What's the best way to keep your OAS file up to date? Automatically generating it straight from your code! If you're hand-editing your file, the chance for changes to not be replicated in both places increase significantly. To help with this problem at ReadMe, we built swagger-inline. Swagger-inline uses code comments to document your API, like so:

const express = require('express');
const app = express();

/*
 * @api [get] /pets
 * description: Returns all pets from the system that the user has access to
 * responses:
 *   200:
 *     description: A list of pets.
 */
app.get('/pets', function() {
    /* Pet code */
});

These comments are just OAS Path Operations in yaml format and should support everything that is supported in OAS 3.

Given the above code snippet, and a base OAS file:

{
   "openapi": "3.0.0",
   "info": {
      "description": "Pets API",
      "version": "1.0.0",
      "title": "petsapi.com"
   },
   "paths": {},
   "servers": [
      {
         "url": "http://petsapi.example.com"
      }
   ]
}

You can generate an OAS file like so:

npx swagger-inline './*.js' --base ./openapiBase.json --out openapi.json

(If you do not have npx, you can npm install and run it from ./node_modules/.bin/swagger-inline.)

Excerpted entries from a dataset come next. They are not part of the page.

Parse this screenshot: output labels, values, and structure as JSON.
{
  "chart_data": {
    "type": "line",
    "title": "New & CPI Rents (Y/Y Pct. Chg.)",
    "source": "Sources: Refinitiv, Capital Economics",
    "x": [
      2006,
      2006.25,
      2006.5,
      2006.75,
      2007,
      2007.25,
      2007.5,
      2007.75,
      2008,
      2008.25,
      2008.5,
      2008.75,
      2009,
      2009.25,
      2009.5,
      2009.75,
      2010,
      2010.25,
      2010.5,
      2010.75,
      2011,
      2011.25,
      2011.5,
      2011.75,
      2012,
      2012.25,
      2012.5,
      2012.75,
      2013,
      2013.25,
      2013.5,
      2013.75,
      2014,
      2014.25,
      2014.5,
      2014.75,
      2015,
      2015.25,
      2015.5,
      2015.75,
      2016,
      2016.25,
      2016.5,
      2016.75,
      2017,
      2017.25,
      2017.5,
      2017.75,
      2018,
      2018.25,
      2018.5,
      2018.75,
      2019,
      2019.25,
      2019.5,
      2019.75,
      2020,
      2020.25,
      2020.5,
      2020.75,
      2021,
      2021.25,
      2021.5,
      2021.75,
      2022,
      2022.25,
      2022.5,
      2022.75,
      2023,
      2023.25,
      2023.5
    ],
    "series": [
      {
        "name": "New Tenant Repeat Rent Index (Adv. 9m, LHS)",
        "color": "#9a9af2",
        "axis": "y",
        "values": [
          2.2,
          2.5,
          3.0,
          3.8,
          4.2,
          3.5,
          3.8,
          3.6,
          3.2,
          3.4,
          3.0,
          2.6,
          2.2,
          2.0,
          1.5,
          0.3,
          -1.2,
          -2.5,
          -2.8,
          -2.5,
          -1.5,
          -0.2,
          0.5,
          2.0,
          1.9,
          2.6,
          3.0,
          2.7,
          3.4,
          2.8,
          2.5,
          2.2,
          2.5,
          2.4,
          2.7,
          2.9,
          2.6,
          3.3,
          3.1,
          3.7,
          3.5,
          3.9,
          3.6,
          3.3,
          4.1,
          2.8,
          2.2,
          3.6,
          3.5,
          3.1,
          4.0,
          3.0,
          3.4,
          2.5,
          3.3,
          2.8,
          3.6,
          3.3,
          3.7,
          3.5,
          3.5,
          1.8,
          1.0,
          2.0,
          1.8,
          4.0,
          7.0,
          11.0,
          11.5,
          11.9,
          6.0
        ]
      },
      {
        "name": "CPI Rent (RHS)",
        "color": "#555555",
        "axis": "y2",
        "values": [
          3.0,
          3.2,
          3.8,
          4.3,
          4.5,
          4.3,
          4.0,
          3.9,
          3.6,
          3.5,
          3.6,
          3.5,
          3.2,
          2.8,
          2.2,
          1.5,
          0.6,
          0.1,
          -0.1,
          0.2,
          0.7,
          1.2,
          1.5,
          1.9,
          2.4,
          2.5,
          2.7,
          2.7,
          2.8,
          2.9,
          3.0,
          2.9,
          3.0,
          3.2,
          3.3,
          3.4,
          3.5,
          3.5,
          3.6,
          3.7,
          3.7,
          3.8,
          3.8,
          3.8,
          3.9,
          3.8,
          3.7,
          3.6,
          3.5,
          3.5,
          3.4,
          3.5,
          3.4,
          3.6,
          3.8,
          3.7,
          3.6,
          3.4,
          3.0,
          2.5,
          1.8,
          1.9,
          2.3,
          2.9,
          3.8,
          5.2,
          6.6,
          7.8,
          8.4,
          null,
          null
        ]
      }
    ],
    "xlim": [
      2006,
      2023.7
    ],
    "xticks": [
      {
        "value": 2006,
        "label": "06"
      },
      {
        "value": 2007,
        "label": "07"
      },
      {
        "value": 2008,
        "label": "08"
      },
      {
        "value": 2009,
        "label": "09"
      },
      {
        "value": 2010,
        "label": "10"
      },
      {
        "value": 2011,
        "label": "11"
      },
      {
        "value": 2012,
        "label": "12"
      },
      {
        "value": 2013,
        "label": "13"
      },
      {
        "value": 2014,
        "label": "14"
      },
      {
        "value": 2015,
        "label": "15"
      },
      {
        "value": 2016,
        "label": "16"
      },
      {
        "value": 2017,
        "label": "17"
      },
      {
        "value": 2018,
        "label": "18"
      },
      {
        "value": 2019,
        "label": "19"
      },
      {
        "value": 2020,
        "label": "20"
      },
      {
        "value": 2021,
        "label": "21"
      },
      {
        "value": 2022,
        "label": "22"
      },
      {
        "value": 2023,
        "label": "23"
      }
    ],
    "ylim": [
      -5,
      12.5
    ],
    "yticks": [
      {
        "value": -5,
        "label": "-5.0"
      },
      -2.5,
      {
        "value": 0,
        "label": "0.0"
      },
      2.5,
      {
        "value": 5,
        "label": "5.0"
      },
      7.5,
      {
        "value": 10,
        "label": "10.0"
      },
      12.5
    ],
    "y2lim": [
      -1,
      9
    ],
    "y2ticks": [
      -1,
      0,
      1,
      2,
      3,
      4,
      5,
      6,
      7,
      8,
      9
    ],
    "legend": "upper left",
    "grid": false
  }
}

This will output a openapi.json file like the following:

{
   "openapi": "3.0.0",
   "info": {
      "description": "Pets API",
      "version": "1.0.0",
      "title": "petsapi.com"
   },
   "paths": {
      "/pets": {
         "get": {
            "description": "Returns all pets from the system that the user has access to",
            "responses": {
               "200": {
                  "description": "A list of pets."
               }
            }
         }
      }
   },
   "servers": [
      {
         "url": "http://petsapi.example.com"
      }
   ]
}

It's best to add this as a "pretest" hook in your npm scripts, to make sure you're always generating the latest `openapi.json` file and validating it. Like so:

"scripts": {
  "pretest": "swagger-inline './*.js' --base ./bin/swaggerBase.json --out swagger.json && swagger-cli validate swagger.json",
}

You can then host it on your server for others to consume or upload it to ReadMe for us to build out your reference docs.

This isn't perfect as you may forget to update your comments in the same way you may forget to update your hand-crafted Swagger file. We've found this isn't the case for us, but YMMV. We may in the future look to auto generating the full definitions as a combination of express routes/mongoose models. We didn't want to do this initially as it feels too coupled to specific technologies.